Members,
i have a little question concerning the following subsitution for the heat equation $u_t=u_{xx}$.
The substitution is the following: $$t = \zeta x^2$$ $$u(x,t)=x^cF\left(\frac{t}{x^2}\right)=x^cF(\zeta)$$
The author (Baumann, 1999: Symmetry Analysis of Differential Equations with Mathematica)concludes: $$cF-c^2F+\frac{d F}{d\zeta}-6\zeta\frac{d F}{d\zeta}+4c\zeta\frac{d F}{d\zeta}-4\zeta^2\frac{d^2 F}{d \zeta^2}=0$$
It would be nice if someone could give me a step by step explanation for this problem.

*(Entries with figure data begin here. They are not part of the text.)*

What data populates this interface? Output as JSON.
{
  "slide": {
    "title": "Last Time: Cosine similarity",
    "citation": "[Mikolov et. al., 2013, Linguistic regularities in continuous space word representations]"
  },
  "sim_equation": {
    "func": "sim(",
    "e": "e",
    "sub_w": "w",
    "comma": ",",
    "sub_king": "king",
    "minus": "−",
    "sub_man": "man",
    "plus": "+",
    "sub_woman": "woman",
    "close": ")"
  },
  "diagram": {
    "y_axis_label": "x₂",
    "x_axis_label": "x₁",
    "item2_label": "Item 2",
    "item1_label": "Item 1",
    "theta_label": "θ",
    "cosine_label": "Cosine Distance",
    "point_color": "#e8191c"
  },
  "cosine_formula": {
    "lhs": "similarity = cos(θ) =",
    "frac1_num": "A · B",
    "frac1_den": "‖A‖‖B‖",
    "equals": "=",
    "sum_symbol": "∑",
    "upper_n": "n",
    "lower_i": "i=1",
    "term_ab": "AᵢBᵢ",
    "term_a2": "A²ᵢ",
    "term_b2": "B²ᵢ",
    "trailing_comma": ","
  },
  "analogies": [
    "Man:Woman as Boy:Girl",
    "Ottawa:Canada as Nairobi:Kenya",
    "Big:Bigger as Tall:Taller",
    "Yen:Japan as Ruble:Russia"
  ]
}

This is a self-similar transform namely $\zeta = \frac{t}{x^2}$. This problem is just a case of book keeping. $$ \partial_x = \frac{\partial\zeta}{\partial x}\frac{d}{d\zeta}\\ \partial_t = \frac{\partial\zeta}{\partial t}\frac{d}{d\zeta} $$ we also have $$ \partial_{xx} = \frac{\partial\zeta}{\partial x}\frac{d}{d\zeta}\frac{\partial\zeta}{\partial x}\frac{d}{d\zeta} $$ now we have $$ \frac{\partial\zeta}{\partial x} = -2\frac{\zeta}{x}\\ \frac{\partial\zeta}{\partial t} = \frac{\zeta}{t} $$ so we have $$ \partial_x = -2\frac{\zeta}{x}\frac{d}{d\zeta}\\ \partial_t = \frac{\zeta}{t}\frac{d}{d\zeta}\\ \partial_{xx} = -2\frac{\zeta}{x}\frac{d}{d\zeta}\left(-2\frac{\zeta}{x}\frac{d}{d\zeta}\right) = 4\left(\frac{\zeta}{x^2}\frac{d}{d\zeta} -2\frac{\zeta^2}{x^3}\dfrac{dx}{d\zeta}\frac{d}{d\zeta} +\frac{\zeta}{x}\frac{d^2}{d\zeta^2}\right) $$
Now with all these in place, I then suggest taking the derivatives with respect to the original variables but transforming $u$ i.e. $$ u_t = \partial_t x^c F(\zeta) = u_{xx} = \partial_{xx} x^c F(\zeta) $$ thus $$ x^c\partial_t F(\zeta) = \partial_x\left[cx^{c-1}F(\zeta) +x^c \partial_x F(\zeta)\right] = c(c-1)x^{c-2}F(\zeta) + 2cx^{c-1}\partial_x F(\zeta) + x^c \partial_{xx}F(\zeta) $$ or $$ \partial_t F = \frac{c(c-1)}{x^2}F + \frac{2c}{x}\partial_x F + \partial_{xx} F $$ now apply the transforms - then you are done.